Although the David study also considered supervised agricultural credit programmes to be regressive, I would not rate these programmes as harshly. It is true that the landless1 are disallowed from participating in such programmes, and that larger farms are entitled to borrow more because the loan limits are set on a per hectare basis. However, as long as the farm size limit is low - and I would regard 5 hectares as low, relative to the distribution of all forms of material wealth among the entire population - then the beneficiaries are still poor people, though to be sure not the poorest of the people. To be critical about benefits going to the second rung of a 20-rung socio-economic ladder on the ground that the first rung has been bypassed is, to me, to cut too fine a point on social justice. More will be said on this in the discussion of land reform.
Thus I would tend to assess the Masagana 99 credit programme positively in terms of equity. It did benefit the poor; the rub, however, is that it did so most inefficiently. It has been estimated that only one-third of the subsidy flow from this programme reached the farmer-borrowers themselves, with the other two-thirds being absorbed by the participating financial institutions which retailed the credit. Furthermore, most of the borrowers’ benefit is attributed to the non-repayment of their debt. To give subsidies to farmers through condoning their debt default simply transforms the programme into a costly vehicle for effecting income transfers.
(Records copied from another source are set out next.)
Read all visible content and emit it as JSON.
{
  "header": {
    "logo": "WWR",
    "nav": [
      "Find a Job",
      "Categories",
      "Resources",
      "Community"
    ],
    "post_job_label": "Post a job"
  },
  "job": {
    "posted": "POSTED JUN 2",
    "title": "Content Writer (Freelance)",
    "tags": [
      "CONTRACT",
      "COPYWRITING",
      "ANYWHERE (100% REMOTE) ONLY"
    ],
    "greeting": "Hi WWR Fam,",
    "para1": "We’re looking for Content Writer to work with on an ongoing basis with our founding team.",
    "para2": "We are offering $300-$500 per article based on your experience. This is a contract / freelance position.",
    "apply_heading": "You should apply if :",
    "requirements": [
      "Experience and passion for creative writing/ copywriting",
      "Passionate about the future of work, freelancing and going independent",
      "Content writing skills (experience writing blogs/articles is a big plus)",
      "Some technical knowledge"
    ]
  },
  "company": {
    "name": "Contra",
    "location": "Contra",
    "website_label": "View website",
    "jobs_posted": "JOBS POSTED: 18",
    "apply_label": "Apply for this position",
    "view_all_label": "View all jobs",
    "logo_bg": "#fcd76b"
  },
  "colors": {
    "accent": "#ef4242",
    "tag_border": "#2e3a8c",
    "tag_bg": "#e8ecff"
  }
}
According to the review by David,1 it is only in the area of fiscal policy that the government has tended to protect agriculture. It has done so through low explicit taxation of agriculture and through public expenditure allocations for agricultural extension, research, irrigation and construction of other infrastructure.
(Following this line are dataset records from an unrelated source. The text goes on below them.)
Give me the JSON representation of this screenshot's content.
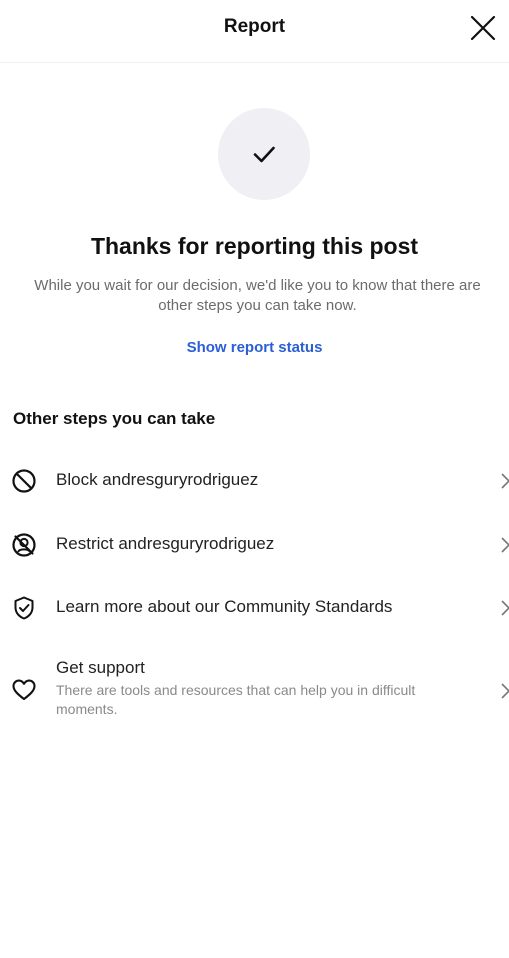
{
  "header": {
    "title": "Report",
    "close_icon": "close-icon"
  },
  "confirmation": {
    "icon": "checkmark-icon",
    "title": "Thanks for reporting this post",
    "description": "While you wait for our decision, we'd like you to know that there are other steps you can take now.",
    "status_link": "Show report status"
  },
  "steps": {
    "heading": "Other steps you can take",
    "items": [
      {
        "icon": "block-icon",
        "label": "Block andresguryrodriguez"
      },
      {
        "icon": "restrict-icon",
        "label": "Restrict andresguryrodriguez"
      },
      {
        "icon": "shield-check-icon",
        "label": "Learn more about our Community Standards"
      },
      {
        "icon": "heart-icon",
        "label": "Get support",
        "sublabel": "There are tools and resources that can help you in difficult moments."
      }
    ]
  },
  "colors": {
    "link": "#2b5fd6",
    "secondary_text": "#6b6b6b",
    "check_bg": "#efeff4"
  }
}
In general, however, David2 feels that while the government’s objectives of attaining self-sufficiency in food, promoting industrialization, and minimizing price instability are well-motivated and commendable, the set of policy instruments it has used has had adverse or negative effects on the agricultural sector, to which the majority of the poor belong. The government has relied too much on price and marketing policies which have at the same time depressed agricultural incentives and thus passed the burden of subsidizing the consumption of urban people and the profits of the manufacturing sector to the agricultural sector and indirectly to the rural poor.